Une exposition prolongée au gaz radioactif naturel accumulé dans une maison peut avoir de lourds effets sur la santé des résidents. Santé Canada invite les Québécois à effectuer des tests de radon sur une période de trois mois entre octobre et avril pendant la période de chauffage. Les détecteurs sont en vente dans les quincailleries. Le coût s’élève entre 50 et 100 $ comprenant l’analyse. À moins de gros travaux sur le bâtiment, le test est fiable pour plusieurs années.
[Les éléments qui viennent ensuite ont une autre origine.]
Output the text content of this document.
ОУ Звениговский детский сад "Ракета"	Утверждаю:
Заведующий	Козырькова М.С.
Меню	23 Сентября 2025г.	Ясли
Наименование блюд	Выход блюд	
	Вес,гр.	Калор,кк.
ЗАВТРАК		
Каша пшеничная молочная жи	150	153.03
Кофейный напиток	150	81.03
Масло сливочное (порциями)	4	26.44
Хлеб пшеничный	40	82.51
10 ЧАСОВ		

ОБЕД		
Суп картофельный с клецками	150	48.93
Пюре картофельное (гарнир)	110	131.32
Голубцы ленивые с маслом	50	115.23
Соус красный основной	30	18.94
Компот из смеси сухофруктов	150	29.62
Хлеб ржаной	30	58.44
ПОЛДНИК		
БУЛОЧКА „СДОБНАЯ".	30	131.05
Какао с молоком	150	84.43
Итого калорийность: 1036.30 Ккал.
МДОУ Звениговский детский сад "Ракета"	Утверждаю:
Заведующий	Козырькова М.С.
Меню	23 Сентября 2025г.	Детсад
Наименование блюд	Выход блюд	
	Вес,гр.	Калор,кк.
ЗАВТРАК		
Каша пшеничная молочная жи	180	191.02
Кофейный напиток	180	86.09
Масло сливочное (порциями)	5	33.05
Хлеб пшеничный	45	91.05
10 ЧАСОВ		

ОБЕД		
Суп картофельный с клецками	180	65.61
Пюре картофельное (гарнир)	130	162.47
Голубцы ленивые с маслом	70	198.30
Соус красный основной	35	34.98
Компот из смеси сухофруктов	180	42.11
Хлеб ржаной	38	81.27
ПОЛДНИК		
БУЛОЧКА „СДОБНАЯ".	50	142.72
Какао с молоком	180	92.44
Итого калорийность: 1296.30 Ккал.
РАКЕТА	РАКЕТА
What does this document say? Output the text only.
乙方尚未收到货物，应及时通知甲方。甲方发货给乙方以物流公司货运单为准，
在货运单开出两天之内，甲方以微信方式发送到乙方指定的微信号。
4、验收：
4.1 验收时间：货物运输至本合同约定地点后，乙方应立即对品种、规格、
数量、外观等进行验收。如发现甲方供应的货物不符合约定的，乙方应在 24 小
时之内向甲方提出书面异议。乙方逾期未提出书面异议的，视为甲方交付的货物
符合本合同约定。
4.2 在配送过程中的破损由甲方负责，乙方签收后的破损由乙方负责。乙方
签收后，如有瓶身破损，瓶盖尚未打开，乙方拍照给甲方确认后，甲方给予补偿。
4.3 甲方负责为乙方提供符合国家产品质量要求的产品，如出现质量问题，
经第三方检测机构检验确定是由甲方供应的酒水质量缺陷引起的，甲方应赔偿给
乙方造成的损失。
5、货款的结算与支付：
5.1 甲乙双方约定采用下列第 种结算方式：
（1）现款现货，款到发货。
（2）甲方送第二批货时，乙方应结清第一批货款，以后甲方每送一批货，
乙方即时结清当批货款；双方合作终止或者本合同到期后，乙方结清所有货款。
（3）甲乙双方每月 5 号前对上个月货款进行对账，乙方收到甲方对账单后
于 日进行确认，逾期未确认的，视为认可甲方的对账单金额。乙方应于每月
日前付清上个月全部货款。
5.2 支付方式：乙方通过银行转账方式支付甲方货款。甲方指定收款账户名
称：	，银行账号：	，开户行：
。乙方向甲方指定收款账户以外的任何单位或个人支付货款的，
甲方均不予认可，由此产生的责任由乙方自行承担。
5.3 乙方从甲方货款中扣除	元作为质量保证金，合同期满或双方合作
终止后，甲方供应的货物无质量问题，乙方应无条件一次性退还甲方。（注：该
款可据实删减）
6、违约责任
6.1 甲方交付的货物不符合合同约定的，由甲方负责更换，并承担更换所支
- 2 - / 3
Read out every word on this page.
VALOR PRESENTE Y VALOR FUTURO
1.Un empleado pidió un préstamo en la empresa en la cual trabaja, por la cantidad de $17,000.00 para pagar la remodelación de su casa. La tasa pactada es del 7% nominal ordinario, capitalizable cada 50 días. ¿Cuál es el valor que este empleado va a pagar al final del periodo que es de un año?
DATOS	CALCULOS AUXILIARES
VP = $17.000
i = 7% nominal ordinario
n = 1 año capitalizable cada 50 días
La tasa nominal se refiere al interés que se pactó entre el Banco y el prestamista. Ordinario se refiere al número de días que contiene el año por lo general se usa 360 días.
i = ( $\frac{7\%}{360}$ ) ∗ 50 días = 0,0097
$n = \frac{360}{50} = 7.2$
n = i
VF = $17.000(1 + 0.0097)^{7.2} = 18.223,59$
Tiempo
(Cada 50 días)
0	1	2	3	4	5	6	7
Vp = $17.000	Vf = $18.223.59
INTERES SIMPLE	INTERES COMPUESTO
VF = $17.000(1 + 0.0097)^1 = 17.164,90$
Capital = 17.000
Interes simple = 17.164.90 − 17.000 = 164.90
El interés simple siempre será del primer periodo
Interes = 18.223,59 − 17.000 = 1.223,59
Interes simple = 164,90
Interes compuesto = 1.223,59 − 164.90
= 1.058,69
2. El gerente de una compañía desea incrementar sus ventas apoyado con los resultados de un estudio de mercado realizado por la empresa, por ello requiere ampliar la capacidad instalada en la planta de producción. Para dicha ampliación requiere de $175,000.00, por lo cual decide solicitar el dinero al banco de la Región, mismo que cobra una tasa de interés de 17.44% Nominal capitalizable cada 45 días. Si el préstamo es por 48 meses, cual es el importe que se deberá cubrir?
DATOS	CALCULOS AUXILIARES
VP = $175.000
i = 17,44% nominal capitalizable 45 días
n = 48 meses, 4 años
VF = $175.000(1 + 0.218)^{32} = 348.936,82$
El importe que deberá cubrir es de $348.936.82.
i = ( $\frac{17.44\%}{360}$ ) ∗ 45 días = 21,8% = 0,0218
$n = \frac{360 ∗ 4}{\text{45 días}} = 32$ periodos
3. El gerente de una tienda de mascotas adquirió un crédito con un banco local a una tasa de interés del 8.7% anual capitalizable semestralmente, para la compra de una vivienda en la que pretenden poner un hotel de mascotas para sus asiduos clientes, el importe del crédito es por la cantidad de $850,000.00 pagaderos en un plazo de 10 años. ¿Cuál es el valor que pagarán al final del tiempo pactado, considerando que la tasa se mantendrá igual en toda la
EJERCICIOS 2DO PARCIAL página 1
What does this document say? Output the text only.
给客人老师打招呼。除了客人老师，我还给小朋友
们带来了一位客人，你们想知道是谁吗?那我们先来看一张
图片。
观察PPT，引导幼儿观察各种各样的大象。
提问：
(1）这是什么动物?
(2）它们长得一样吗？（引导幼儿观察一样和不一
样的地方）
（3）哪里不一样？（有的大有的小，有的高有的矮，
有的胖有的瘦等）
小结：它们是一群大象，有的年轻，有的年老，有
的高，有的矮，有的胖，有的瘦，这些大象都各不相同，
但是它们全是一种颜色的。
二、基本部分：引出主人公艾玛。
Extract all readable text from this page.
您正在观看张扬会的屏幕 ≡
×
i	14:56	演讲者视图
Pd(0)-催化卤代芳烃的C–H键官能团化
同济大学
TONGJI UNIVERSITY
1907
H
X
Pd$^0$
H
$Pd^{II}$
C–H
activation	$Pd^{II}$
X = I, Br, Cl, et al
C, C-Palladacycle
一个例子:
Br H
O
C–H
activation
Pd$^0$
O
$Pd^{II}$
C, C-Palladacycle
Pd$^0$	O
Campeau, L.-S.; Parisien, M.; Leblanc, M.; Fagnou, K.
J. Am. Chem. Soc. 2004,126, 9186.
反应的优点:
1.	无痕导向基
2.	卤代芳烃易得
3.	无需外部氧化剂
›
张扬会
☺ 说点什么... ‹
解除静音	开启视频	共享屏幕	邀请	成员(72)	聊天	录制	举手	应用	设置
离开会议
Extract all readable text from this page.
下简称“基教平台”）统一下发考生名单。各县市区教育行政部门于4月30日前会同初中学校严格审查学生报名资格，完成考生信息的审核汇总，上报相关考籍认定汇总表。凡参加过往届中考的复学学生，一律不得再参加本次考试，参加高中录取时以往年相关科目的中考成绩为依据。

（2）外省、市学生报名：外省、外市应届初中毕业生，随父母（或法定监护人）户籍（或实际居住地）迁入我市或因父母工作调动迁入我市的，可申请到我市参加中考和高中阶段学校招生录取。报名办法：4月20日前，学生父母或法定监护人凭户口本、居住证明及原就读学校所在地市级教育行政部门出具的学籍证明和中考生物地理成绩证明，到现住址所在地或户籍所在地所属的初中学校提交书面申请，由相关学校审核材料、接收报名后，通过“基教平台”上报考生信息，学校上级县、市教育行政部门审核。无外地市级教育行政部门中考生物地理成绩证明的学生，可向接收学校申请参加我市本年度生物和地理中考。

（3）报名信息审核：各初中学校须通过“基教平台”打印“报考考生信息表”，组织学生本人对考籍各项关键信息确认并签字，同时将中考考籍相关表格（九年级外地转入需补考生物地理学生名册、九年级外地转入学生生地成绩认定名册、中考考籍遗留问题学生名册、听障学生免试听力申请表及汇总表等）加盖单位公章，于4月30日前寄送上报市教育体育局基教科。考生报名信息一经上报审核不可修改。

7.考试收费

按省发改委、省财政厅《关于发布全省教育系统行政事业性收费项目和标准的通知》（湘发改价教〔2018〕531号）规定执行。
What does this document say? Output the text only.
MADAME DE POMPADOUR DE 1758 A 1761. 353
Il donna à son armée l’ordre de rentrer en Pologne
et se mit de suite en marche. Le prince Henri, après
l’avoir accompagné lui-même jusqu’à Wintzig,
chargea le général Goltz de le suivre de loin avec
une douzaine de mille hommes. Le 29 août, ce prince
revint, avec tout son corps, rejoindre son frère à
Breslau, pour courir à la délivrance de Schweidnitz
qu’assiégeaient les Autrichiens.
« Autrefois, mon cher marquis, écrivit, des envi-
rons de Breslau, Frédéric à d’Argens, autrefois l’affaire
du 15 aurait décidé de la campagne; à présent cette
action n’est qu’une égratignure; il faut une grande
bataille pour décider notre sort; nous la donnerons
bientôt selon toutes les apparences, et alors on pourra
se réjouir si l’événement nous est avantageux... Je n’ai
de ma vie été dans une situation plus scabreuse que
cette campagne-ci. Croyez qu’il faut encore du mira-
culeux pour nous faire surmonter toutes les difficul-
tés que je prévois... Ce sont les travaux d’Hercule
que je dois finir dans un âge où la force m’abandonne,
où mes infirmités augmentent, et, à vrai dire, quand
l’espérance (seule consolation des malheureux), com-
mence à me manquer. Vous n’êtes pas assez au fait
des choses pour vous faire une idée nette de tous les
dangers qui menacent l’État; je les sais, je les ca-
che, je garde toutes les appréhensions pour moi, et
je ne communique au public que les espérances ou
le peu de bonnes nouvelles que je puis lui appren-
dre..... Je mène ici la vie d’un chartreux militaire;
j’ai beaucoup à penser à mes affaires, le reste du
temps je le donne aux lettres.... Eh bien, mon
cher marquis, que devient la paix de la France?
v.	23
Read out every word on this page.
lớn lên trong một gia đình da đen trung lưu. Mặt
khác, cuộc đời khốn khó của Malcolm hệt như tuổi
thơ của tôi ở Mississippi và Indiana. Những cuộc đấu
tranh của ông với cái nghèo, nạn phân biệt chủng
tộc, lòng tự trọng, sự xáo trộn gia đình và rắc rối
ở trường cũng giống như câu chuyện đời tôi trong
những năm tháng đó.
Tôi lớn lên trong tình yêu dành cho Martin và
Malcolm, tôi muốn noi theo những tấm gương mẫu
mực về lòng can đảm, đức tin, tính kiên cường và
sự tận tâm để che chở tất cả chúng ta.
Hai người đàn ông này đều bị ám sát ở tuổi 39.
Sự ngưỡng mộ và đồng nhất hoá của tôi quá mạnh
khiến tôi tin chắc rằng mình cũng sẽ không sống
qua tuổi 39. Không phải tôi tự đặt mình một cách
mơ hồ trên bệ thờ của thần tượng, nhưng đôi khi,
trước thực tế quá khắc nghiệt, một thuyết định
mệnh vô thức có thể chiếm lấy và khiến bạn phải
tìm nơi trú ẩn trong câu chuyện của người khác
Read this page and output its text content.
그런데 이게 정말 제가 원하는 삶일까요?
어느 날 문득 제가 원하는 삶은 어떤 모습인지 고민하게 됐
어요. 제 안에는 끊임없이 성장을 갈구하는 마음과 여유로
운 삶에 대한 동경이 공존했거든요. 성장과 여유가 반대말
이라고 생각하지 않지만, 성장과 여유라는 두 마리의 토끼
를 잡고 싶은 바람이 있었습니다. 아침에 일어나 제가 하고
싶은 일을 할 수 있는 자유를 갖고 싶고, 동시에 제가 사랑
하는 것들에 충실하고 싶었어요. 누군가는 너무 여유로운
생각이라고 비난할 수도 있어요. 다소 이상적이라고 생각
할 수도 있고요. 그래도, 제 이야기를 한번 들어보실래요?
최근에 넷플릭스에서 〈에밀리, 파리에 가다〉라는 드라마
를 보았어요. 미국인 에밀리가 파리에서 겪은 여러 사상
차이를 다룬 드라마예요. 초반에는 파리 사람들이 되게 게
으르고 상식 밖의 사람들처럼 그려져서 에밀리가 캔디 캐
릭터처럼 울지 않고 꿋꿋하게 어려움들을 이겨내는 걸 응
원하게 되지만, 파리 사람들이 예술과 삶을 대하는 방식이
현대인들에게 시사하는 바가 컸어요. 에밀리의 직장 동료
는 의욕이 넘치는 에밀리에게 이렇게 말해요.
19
«On reçoit pas mal d’appels de gens de la Capitale-Nationale ayant obtenu un diagnostic de niveau de radon élevé», soutient la spécialiste en rayonnement à Santé Canada, Isabelle Vézina. Une étude de Santé Canada est en cours afin d’analyser 2000 mesures aléatoires au Québec. Jusqu’ici, le travail effectué par Santé Canada révèle que la présence élevée de radon n’est pas concentrée dans une région en particulier. «Il n’y a pas une municipalité où au moins une résidence n’a pas un taux dépassant la norme de 200 becquerel, l’unité de mesure de la radioactivité, par mètre cube», mentionne Mme Vézina ajoutant que 9% des bâtiments résidentiels québécois sont touchés.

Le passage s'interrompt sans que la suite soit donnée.